Mogadishu (Somalia Today) — Somali President Hassan Sheikh Mohamud has defended his contested push for one-person, one-vote elections, accusing opposition leaders of trying to keep Somalia locked in an old indirect voting system as a constitutional crisis deepens.
In an interview with Dawan Media, Mohamud said his government wanted Somalia to move towards a democratic model based on direct public voting and registered political parties, rather than a system in which clan delegates, power brokers and elites bargain for dominance in politics.
“The opposition wants the country to remain in the old indirect election system,” he said.
His remarks followed months of rising tensions over constitutional amendments, election delays and the political future of a country still battling the Al-Qaeda-linked Al-Shabaab insurgency.
The dispute has sharpened since parliament approved constitutional changes in March that critics say could extend Mohamud’s mandate by one year and delay national elections.
Opposition leaders have accused the government of using the direct-vote agenda to consolidate power, while Mohamud says his administration wants to complete reforms that previous governments repeatedly postponed.
He said the disagreement between the government and its rivals was not personal, but centred on the political direction Somalia should take.
Mohamud said the country must move from politics built around individuals to a system led by formal parties that compete openly and answer to voters.
He argued that political parties were essential to democracy, accountability and transparent competition.
Election delays
Somalia has not held a universal suffrage national election for decades, relying instead on indirect models in which clan representatives and lawmakers choose leaders.
“The last one-person, one-vote election in Somalia was almost 60 years ago,” Mohamud said.
He said the country was still rebuilding the experience, capacity and institutions needed to organise such a vote after decades of civil war, state collapse and insurgency.
The president said the electoral commission drew up a timetable and budget after its formation, but new financial, logistical and technical challenges emerged once preparations began.
He said the costs and requirements proved greater than officials had first expected.
Mohamud praised the electoral commission, describing its members as young Somalis working in difficult conditions, and denied opposition claims that Villa Somalia interferes in its decisions.
“The commission came through a legal process, and parliament approved it.
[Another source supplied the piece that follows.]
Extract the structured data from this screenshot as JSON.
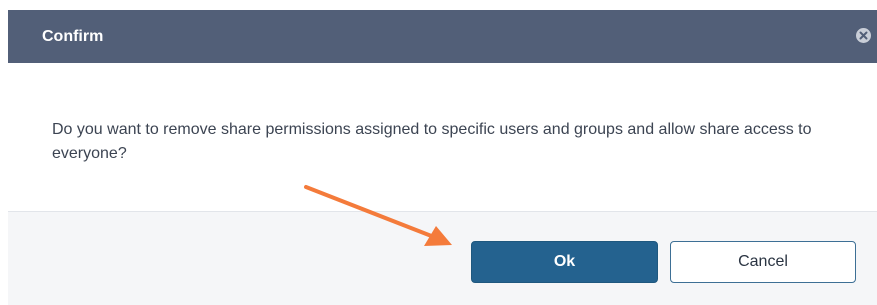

Its decisions are its own responsibility,” he said.
He acknowledged delays but insisted they were not politically motivated.
Mohamud said the government would continue supporting the commission to ensure planned elections take place transparently and in line with the law.
Somalia held a local one-person, one-vote election in Mogadishu in December, the first such vote in decades, but opposition figures rejected it as unilateral and flawed.
The government hailed the vote as proof that direct elections remain possible despite insecurity and political division.
Constitution row
The president also rejected calls to return to Somalia’s 2012 provisional constitution, saying the country could not simply revive that text in its original form.
“The 2012 constitution is history. It is there for us, but we have moved beyond it,” he said.
Somalia adopted the provisional constitution in 2012 as part of efforts to rebuild federal institutions after two decades of state collapse.
But the country never completed the document through a national referendum, and disputes over federal powers, the electoral model and the balance between the presidency, parliament and regional states remain unresolved.
Mohamud said his government had not created a new constitution, but had carried out the review that state institutions had a legal duty to complete.
He said previous parliaments repeatedly delayed the process and passed responsibility to the next legislature.
His administration, he said, would not do the same.
“Anyone who believes an article should be changed must bring a legal and public-interest reason,” he said.
He said the constitution itself sets out the procedure for amendments and that Somalia could make corrections or further revisions through that mechanism.
But he insisted that returning wholesale to the 2012 provisional text was not realistic.
Street violence
The crisis has already spilt into the streets.
Government forces and opposition-linked armed groups clashed in Mogadishu earlier this month ahead of a planned anti-government rally, forcing residents to flee some neighbourhoods and prompting international calls for restraint.
The United Nations, the African Union and Western partners have urged Somali leaders to resolve their disputes through dialogue and avoid further violence.
Mohamud said he had repeatedly asked opposition leaders to present an alternative to the government’s election plan, but that they had not produced a clear proposal.
He said the government remained ready for debate on elections and the constitution, provided the discussion rested on legal and political arguments.
But he made clear that his administration would not abandon the direct-vote agenda.
Disputes over electoral rules have repeatedly disrupted Somalia’s political cycle, with missed deadlines often leading to tense extensions, elite negotiations and last-minute compromises.
Mohamud said the country now had to break that cycle.
He argued that direct elections and political parties were the only way to move Somalia towards a more stable and accountable political order.